The prospects of the survival of minority language newspapers in Turkey look dimmer after the country’s Press Advertising Agency (BİK) failed to make a decision for the continuation of state aid to these newspapers for the year 2021, Turkish Minute reported, citing the Birgün daily.
BİK, the state body responsible for regulating publicly funded advertisements in the media, held its last general assembly of 2020 on Nov. 18, during which it was supposed to decide on the continuation of state aid to minority language newspapers but failed to do so.
Media outlets run by minorities were exempted from publishing official advertisements from BİK in 2011. After the Greek newspaper Apoyevmatini got into financial difficulties in 2011, BİK started providing annual financial support to minority language newspapers instead of allowing them to publish official ads.

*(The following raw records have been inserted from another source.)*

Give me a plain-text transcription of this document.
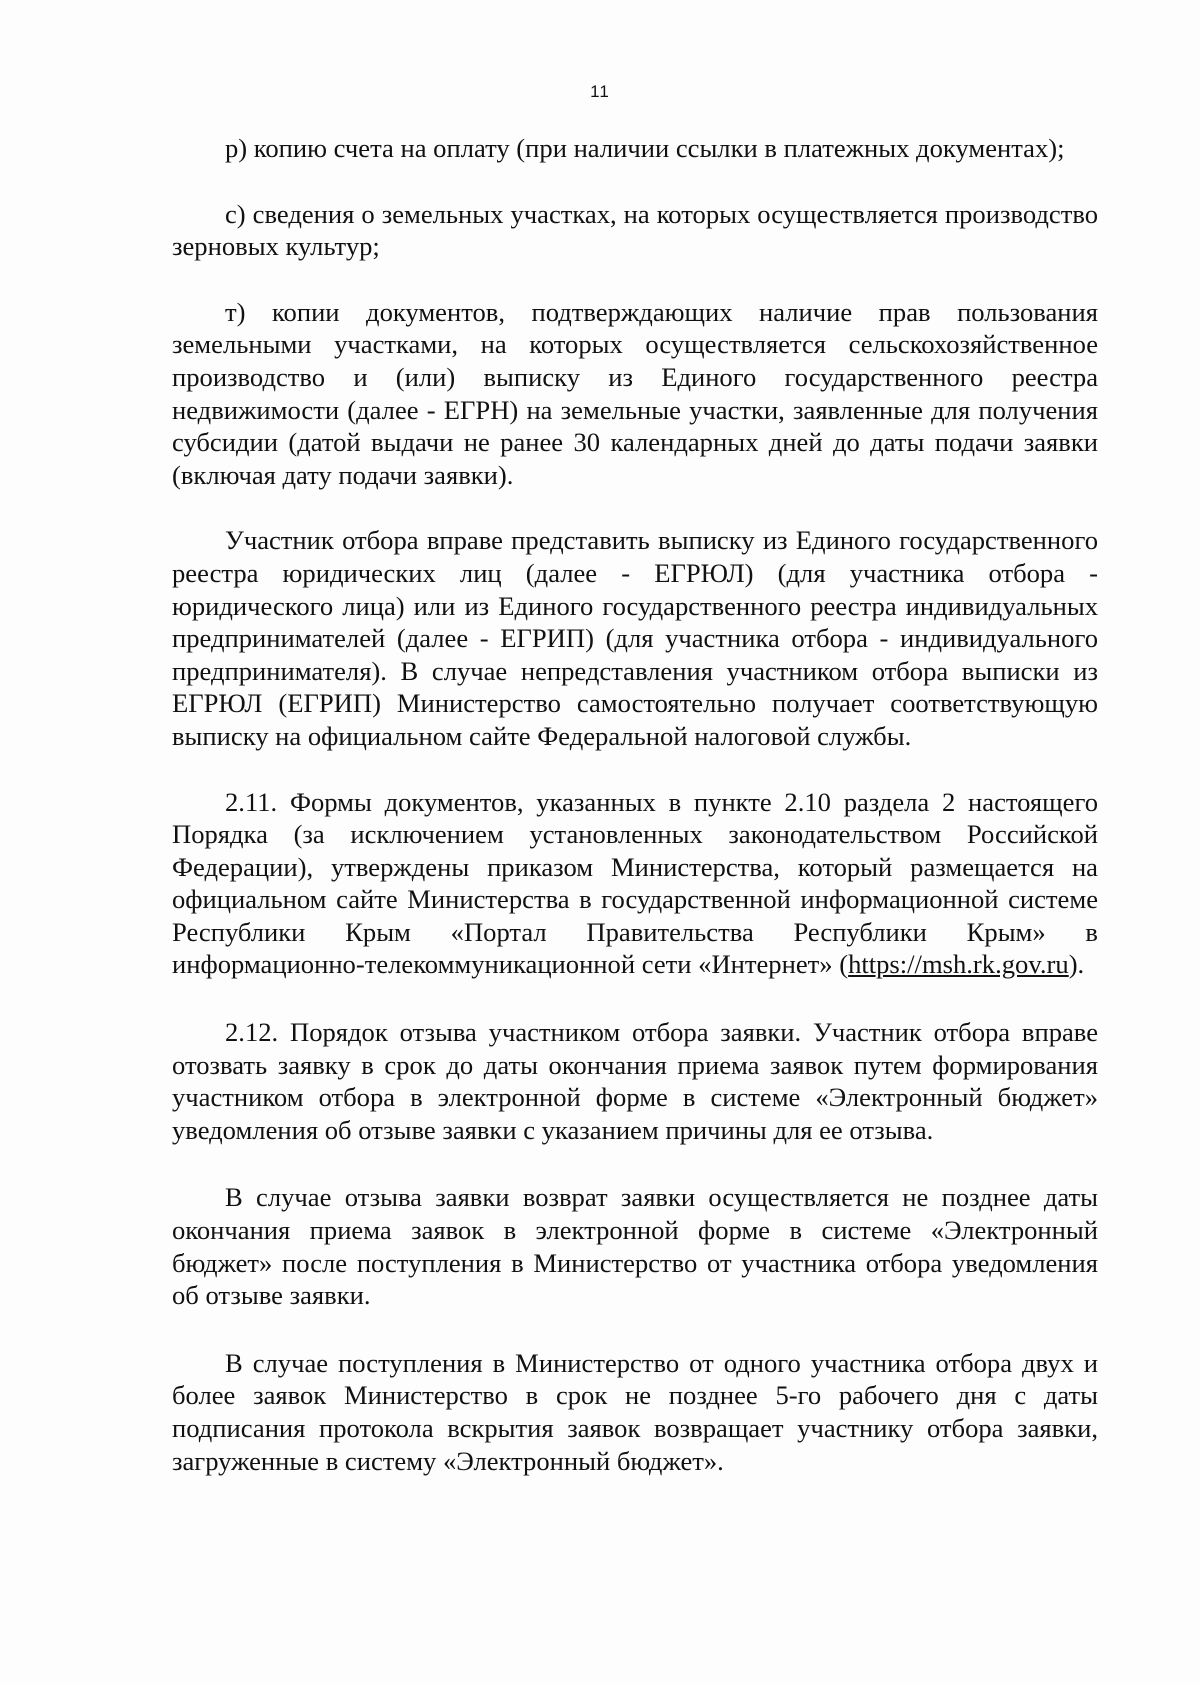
11

р) копию счета на оплату (при наличии ссылки в платежных документах);

с) сведения о земельных участках, на которых осуществляется производство зерновых культур;

т) копии документов, подтверждающих наличие прав пользования земельными участками, на которых осуществляется сельскохозяйственное производство и (или) выписку из Единого государственного реестра недвижимости (далее - ЕГРН) на земельные участки, заявленные для получения субсидии (датой выдачи не ранее 30 календарных дней до даты подачи заявки (включая дату подачи заявки).

Участник отбора вправе представить выписку из Единого государственного реестра юридических лиц (далее - ЕГРЮЛ) (для участника отбора - юридического лица) или из Единого государственного реестра индивидуальных предпринимателей (далее - ЕГРИП) (для участника отбора - индивидуального предпринимателя). В случае непредставления участником отбора выписки из ЕГРЮЛ (ЕГРИП) Министерство самостоятельно получает соответствующую выписку на официальном сайте Федеральной налоговой службы.

2.11. Формы документов, указанных в пункте 2.10 раздела 2 настоящего Порядка (за исключением установленных законодательством Российской Федерации), утверждены приказом Министерства, который размещается на официальном сайте Министерства в государственной информационной системе Республики Крым «Портал Правительства Республики Крым» в информационно-телекоммуникационной сети «Интернет» (https://msh.rk.gov.ru).

2.12. Порядок отзыва участником отбора заявки. Участник отбора вправе отозвать заявку в срок до даты окончания приема заявок путем формирования участником отбора в электронной форме в системе «Электронный бюджет» уведомления об отзыве заявки с указанием причины для ее отзыва.

В случае отзыва заявки возврат заявки осуществляется не позднее даты окончания приема заявок в электронной форме в системе «Электронный бюджет» после поступления в Министерство от участника отбора уведомления об отзыве заявки.

В случае поступления в Министерство от одного участника отбора двух и более заявок Министерство в срок не позднее 5-го рабочего дня с даты подписания протокола вскрытия заявок возвращает участнику отбора заявки, загруженные в систему «Электронный бюджет».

Overwhelmed by financial problems and the rising cost of the publishing costs during the coronavirus pandemic, minority newspapers had actually called on BİK to provide its financial support earlier, but the agency instead cut it completely.
“Minority language newspapers have been struggling to survive under the [difficult] circumstances [caused by] the pandemic, particularly after the months of April and May,” said Yetvart Danzikyan, editor-in-chief of the Armenian weekly newspaper Agos.
Danzikyan said BİK has not provided any reason for the cutting of funds to minority language newspapers, adding that the agency’s decision will make it even more difficult for these media outlets to continue operating.
According to Mihail Vasiliadis, editör-in-chief of Apoyevmatini, said depriving newspapers run by minorities of the right to publish official ads was wrong in the first place.
“Who has a right to publish official ads than a newspaper of 96 years, I don’t know. We were later supported financially through foundations. We did not want to accept the help at first, but we needed it,” said the 81-year-old Vasiliadis, noting that foundations had also cut their support to the newspapers over time.
The Greek language Apoyevmatini is one of the oldest of İstanbul’s minority-language papers while Agos, whose editor-in-chief Hrant Dink was murdered in 2007, is published in Armenian and Turkish. The Salom newspaper serves the country’s Jewish community.
Apoyevmatini was founded by Vasiliadis’ uncles Konstantinos and Antonis in 1925. It is run by Vasiliadis and his son today.
Complaining about the rising price of paper, Vasiliadis said while the cost of publishing is increasing, their revenues are decreasing.
“Is it so difficult to tell us that we will give this amount of financial aid to you on this date?” he asked.